Spirit Technology puts consumer internet assets up for sale in business push

Spirit Technology puts consumer internet assets up for sale in business push

Looking for a buyer.

Sol Lukatsky (Spirit)

Sol Lukatsky (Spirit)

Credit: Sol Lukatsky

Spirit Technology Solutions is moving to divest its consumer infrastructure assets, which provide high-speed internet to thousands of residential customers, primarily in large apartment buildings across Melbourne, Brisbane and Gold Coast.  

The publicly listed telco-turned-IT services provider told shareholders the divestment was in line with its shift to focus on the business market, from small- to medium-sized enterprises (SMEs) to large enterprises.  

The consumer assets now account for a small amount of Spirit’s revenue compared to its business-to-business (B2B) portfolio of assets.

“As Spirit has evolved to a large integrated IT and telecommunications provider, it is in line with our strategy to divest the consumer assets, which are no longer core to our strategy,” said Sol Lukatsky, Spirit managing director.  

“Proceeds from the divestment will be used to continue to acquire high growth assets across cyber security, cloud and IT services, which are in high demand within our B2B customer base,” he added.
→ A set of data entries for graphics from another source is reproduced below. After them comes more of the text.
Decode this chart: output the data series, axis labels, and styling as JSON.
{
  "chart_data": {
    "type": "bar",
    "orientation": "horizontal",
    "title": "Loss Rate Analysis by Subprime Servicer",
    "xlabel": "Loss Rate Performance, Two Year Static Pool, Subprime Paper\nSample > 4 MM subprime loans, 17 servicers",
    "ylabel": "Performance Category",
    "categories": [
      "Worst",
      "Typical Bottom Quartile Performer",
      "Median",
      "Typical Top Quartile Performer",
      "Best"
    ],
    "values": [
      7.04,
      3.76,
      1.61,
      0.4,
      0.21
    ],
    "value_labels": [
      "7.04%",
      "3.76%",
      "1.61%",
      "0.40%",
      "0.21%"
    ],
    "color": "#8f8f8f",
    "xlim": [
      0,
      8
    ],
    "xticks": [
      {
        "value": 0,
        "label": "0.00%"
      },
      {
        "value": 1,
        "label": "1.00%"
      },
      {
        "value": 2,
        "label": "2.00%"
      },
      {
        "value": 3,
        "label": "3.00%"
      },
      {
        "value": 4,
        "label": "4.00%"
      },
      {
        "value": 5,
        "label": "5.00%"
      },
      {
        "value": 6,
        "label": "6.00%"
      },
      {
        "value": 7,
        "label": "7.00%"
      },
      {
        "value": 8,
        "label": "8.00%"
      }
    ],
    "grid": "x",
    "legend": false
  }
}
Broadly, Spirit’s consumer network and infrastructure assets are in 97 buildings, with access to over around 18,300 possible connections, the company said.

High profile buildings such as Melbourne’s Eureka Tower, Freshwater Place, Yarra’s Edge complex, Central Equities cluster – Southbank Melbourne and Queensland’s largest residential building, Southport Central, feature Spirit’s consumer infrastructure.

Spirit has built a dedicated switched ethernet network in these buildings to deliver end-user speeds of up to 1 gigabit.

The company, which has engaged a third party to conduct a formal sales process, said the divestment will have no impact on existing customers and will see a seamless transfer to the new acquirers.  

The divestment process will run through Q3-Q4 FY21.